Files=1, Tests=5, 0 wallclock secs ( 0.01 usr 0.03 sys + 0.00 cusr 0.10 csys = 0.14 CPU)
Result: PASS
Trust me, the normal code will still actually call the system
Just for fun, I threw in a script that actually uses this module to get live data:
use Acme::System;
print "Sum of all system PID's: " . Acme::System::pidsum() . "\n";
print "Current CPU user time: " . Acme::System::vmstat_col("us") . "\n";
print "Current Free Mem: " . Acme::System::vmstat_col("free") . "\n";
And sure enough, if you run it, the data is getting updated live. IPC::Run
really is working on the live system.
jbarratt@dev:~/work/Acme-System/lib$ ../bin/live
Sum of all system PID's: 367273
Current CPU user time: 0
Current Free Mem: 70448
jbarratt@dev:~/work/Acme-System/lib$ ../bin/live
Sum of all system PID's: 367291
Current CPU user time: 0
Current Free Mem: 70556
Wrapping it all up
Other than the hackish trick to get Data::Section
working in what’s not really a module, this code is really clean, readable, and easy to maintain. It works well for pretty much any module you might care to use instead of IPC::Run
– there are lots of options, but as long as you use one of the module-ized ones, you can hook the module name and go from there.

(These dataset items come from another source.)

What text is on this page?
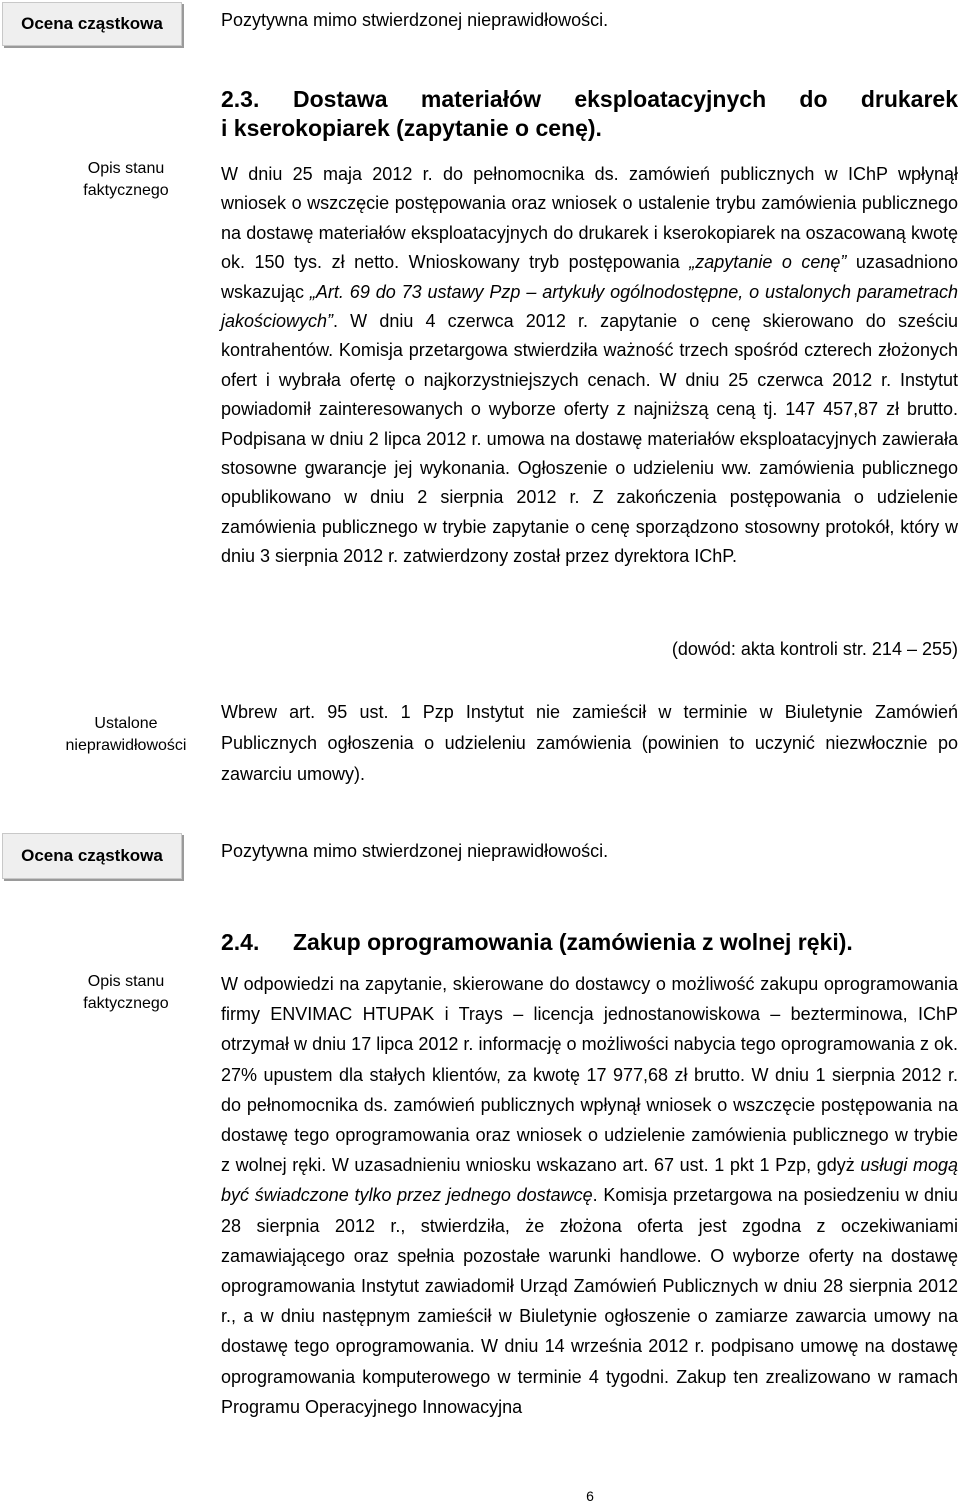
Ocena cząstkowa	Pozytywna mimo stwierdzonej nieprawidłowości.
2.3.	Dostawa materiałów eksploatacyjnych do drukarek
i kserokopiarek (zapytanie o cenę).
Opis stanu
faktycznego
W dniu 25 maja 2012 r. do pełnomocnika ds. zamówień publicznych w IChP wpłynął wniosek o wszczęcie postępowania oraz wniosek o ustalenie trybu zamówienia publicznego na dostawę materiałów eksploatacyjnych do drukarek i kserokopiarek na oszacowaną kwotę ok. 150 tys. zł netto. Wnioskowany tryb postępowania „zapytanie o cenę” uzasadniono wskazując „Art. 69 do 73 ustawy Pzp – artykuły ogólnodostępne, o ustalonych parametrach jakościowych”. W dniu 4 czerwca 2012 r. zapytanie o cenę skierowano do sześciu kontrahentów. Komisja przetargowa stwierdziła ważność trzech spośród czterech złożonych ofert i wybrała ofertę o najkorzystniejszych cenach. W dniu 25 czerwca 2012 r. Instytut powiadomił zainteresowanych o wyborze oferty z najniższą ceną tj. 147 457,87 zł brutto. Podpisana w dniu 2 lipca 2012 r. umowa na dostawę materiałów eksploatacyjnych zawierała stosowne gwarancje jej wykonania. Ogłoszenie o udzieleniu ww. zamówienia publicznego opublikowano w dniu 2 sierpnia 2012 r. Z zakończenia postępowania o udzielenie zamówienia publicznego w trybie zapytanie o cenę sporządzono stosowny protokół, który w dniu 3 sierpnia 2012 r. zatwierdzony został przez dyrektora IChP.
(dowód: akta kontroli str. 214 – 255)
Ustalone
nieprawidłowości
Wbrew art. 95 ust. 1 Pzp Instytut nie zamieścił w terminie w Biuletynie Zamówień Publicznych ogłoszenia o udzieleniu zamówienia (powinien to uczynić niezwłocznie po zawarciu umowy).
Ocena cząstkowa	Pozytywna mimo stwierdzonej nieprawidłowości.
2.4. Zakup oprogramowania (zamówienia z wolnej ręki).
Opis stanu
faktycznego
W odpowiedzi na zapytanie, skierowane do dostawcy o możliwość zakupu oprogramowania firmy ENVIMAC HTUPAK i Trays – licencja jednostanowiskowa – bezterminowa, IChP otrzymał w dniu 17 lipca 2012 r. informację o możliwości nabycia tego oprogramowania z ok. 27% upustem dla stałych klientów, za kwotę 17 977,68 zł brutto. W dniu 1 sierpnia 2012 r. do pełnomocnika ds. zamówień publicznych wpłynął wniosek o wszczęcie postępowania na dostawę tego oprogramowania oraz wniosek o udzielenie zamówienia publicznego w trybie z wolnej ręki. W uzasadnieniu wniosku wskazano art. 67 ust. 1 pkt 1 Pzp, gdyż usługi mogą być świadczone tylko przez jednego dostawcę. Komisja przetargowa na posiedzeniu w dniu 28 sierpnia 2012 r., stwierdziła, że złożona oferta jest zgodna z oczekiwaniami zamawiającego oraz spełnia pozostałe warunki handlowe. O wyborze oferty na dostawę oprogramowania Instytut zawiadomił Urząd Zamówień Publicznych w dniu 28 sierpnia 2012 r., a w dniu następnym zamieścił w Biuletynie ogłoszenie o zamiarze zawarcia umowy na dostawę tego oprogramowania. W dniu 14 września 2012 r. podpisano umowę na dostawę oprogramowania komputerowego w terminie 4 tygodni. Zakup ten zrealizowano w ramach Programu Operacyjnego Innowacyjna
6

Especially if you write lots of sysadmin tools, and especially if they have costs or risks associated with running them (fsck
? rm -rf
?) this technique can be a lifesaver. It’s only as good as the inputs you give it, though. I made a mistake the first time I figured this workflow out of grabbing an output which, in real life, ended up with more whitespace than I’d accounted for, because the counters had gotten bigger between when I snagged my “output to test with” and when it was running on “live output.”
I hope it helps, and if you have any suggestions about how to improve the technique, let me know (or send a pull request!)